Some resellers have complained to him about vendors stealing their clients, said Whittard. "I know of channel partners who have won the business then had the vendor take it away from them. A couple of big competitors have done that and still continue to do it."

Whittard said vendors are just part of the problem for resellers. They also need to look at broadening their portfolio to incorporate services and accessories with laptop sales.

"Resellers need to understand what their customer segment is. They also need to look at strategies, which strengthens the market," he said.

Whittard said it was a struggle for box movers to change the way they are doing business. Resellers could no longer survive by only selling hardware platforms. "They need to get the mix and balance right to include a range of products, services and different priced notebook models."

Michael Sager, research manager hardware IDC, said resellers needed to stop complaining and diversify their business in order to survive. "I feel sorry for them but I wonder what took them so long to figure out what was going on. Resellers should have seen the changes to the notebook market coming when prices in LCD screens dropped and the exchange rate shifted," he said.

"Complaining resellers need to look at why they are still in the business. They need to diversify because they aren't going to get back those $100 to $200 margins from two years ago."

Sager said businesses needed to rethink their strategy and put some plans into place.

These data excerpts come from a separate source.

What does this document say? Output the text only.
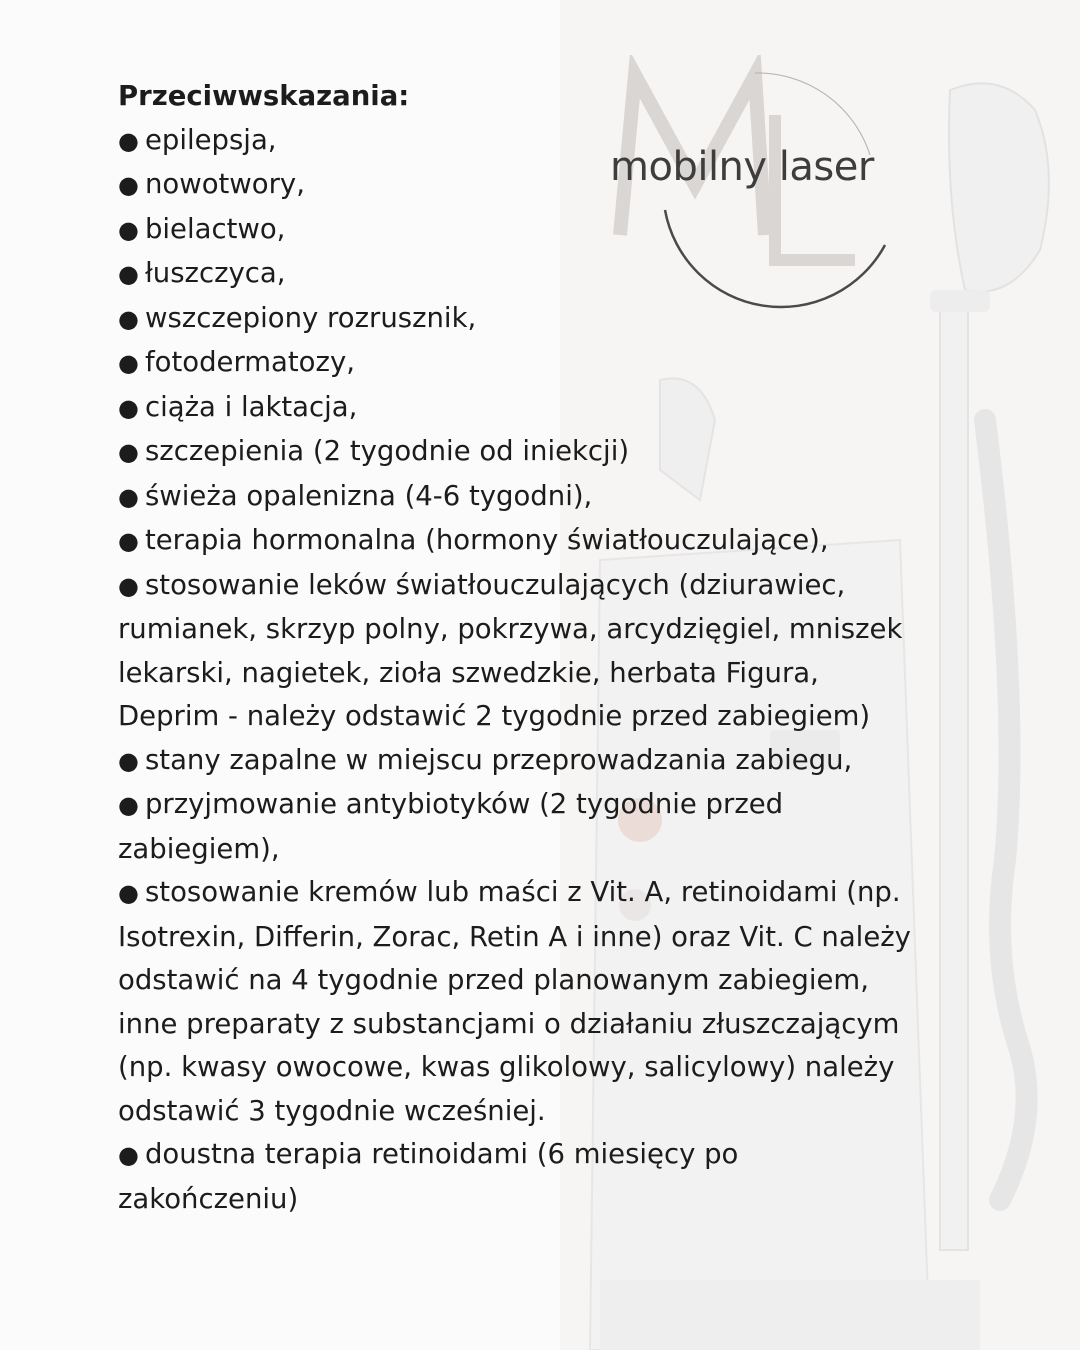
mobilny laser

Przeciwwskazania:

● epilepsja,
● nowotwory,
● bielactwo,
● łuszczyca,
● wszczepiony rozrusznik,
● fotodermatozy,
● ciąża i laktacja,
● szczepienia (2 tygodnie od iniekcji)
● świeża opalenizna (4-6 tygodni),
● terapia hormonalna (hormony światłouczulające),
● stosowanie leków światłouczulających (dziurawiec, rumianek, skrzyp polny, pokrzywa, arcydzięgiel, mniszek lekarski, nagietek, zioła szwedzkie, herbata Figura, Deprim - należy odstawić 2 tygodnie przed zabiegiem)
● stany zapalne w miejscu przeprowadzania zabiegu,
● przyjmowanie antybiotyków (2 tygodnie przed zabiegiem),
● stosowanie kremów lub maści z Vit. A, retinoidami (np. Isotrexin, Differin, Zorac, Retin A i inne) oraz Vit. C należy odstawić na 4 tygodnie przed planowanym zabiegiem, inne preparaty z substancjami o działaniu złuszczającym (np. kwasy owocowe, kwas glikolowy, salicylowy) należy odstawić 3 tygodnie wcześniej.
● doustna terapia retinoidami (6 miesięcy po zakończeniu)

It really makes make sick that the entire computer business as not sunken down to "BOX MOVING". Like we got people like Asus, Acer and few others that will give kick back to people doing certain volumes.

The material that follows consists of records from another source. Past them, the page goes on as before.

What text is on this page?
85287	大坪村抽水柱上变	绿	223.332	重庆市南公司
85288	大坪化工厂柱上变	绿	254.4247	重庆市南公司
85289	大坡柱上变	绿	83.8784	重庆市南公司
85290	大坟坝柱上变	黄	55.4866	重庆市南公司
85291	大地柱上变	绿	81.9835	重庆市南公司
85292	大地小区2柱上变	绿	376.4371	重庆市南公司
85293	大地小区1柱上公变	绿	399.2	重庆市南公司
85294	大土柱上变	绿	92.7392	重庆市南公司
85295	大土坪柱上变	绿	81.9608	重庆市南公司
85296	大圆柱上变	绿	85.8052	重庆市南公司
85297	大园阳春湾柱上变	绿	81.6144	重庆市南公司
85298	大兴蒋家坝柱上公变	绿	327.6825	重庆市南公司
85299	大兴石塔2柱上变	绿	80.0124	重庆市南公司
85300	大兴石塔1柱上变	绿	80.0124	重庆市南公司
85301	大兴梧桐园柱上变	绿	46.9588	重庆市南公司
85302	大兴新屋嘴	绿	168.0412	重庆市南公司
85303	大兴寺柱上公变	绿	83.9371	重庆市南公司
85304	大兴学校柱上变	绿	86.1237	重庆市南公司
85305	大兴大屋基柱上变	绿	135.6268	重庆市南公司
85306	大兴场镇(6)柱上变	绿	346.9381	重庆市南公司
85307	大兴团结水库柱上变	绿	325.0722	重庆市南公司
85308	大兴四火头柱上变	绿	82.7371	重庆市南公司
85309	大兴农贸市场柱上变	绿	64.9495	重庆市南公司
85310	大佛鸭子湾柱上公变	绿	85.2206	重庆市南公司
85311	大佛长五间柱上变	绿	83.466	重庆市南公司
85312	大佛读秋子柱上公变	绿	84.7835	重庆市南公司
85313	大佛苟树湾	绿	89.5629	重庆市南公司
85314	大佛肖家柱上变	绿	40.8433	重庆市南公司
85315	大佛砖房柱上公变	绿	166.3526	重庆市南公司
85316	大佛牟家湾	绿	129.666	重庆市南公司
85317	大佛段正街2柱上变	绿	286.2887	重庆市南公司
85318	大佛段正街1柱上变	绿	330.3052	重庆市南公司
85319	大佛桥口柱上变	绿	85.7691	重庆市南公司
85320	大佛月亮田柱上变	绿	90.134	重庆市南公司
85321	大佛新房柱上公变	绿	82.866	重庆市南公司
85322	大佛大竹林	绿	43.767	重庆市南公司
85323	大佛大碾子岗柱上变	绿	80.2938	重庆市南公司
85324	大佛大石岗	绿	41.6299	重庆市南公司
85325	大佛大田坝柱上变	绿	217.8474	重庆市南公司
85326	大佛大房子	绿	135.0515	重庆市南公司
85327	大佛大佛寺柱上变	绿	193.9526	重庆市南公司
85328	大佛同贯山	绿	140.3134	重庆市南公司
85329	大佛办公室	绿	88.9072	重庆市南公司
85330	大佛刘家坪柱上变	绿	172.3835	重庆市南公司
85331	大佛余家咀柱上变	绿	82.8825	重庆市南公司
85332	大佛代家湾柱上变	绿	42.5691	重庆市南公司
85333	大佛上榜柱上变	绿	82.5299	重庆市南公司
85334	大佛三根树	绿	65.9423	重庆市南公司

However the other killer is this. You have company's like Acer that will allow the Small Computer Stores a series of models. And then Acer will go up to one of the retail giants and sell a custom build that might be slight slow that what the computer stores are getting.
And then the computer stores need to compete with that. The computer store can only get a Centrino 1.6 Model. Where as retial giant is the getting the same computer, how ever with a Centrino 1.5 as a sub AU$1000 price tag.

And then we have DELL that is just flooding the market for the past 3 years. And still Dell vows more price cuts to regain momentum
 
I work at a retail electronics store and it's true about the margin thing. We actually make more money on things like usb cables than on many laptops and desktops. There's no money to be made on the computer itself, but rather in the accessories that are sold with it (cables, ink, bags, software packages, warranties, etc.).
 
The other way is that you suck up to one of the local notebook manufactures by selling a lot of volume.
And then you the vender either give you a kick back or special pricing.

However I have seen that there is serveral shorts that are putting that kick back into the sums of things just so they and under cut the oposition.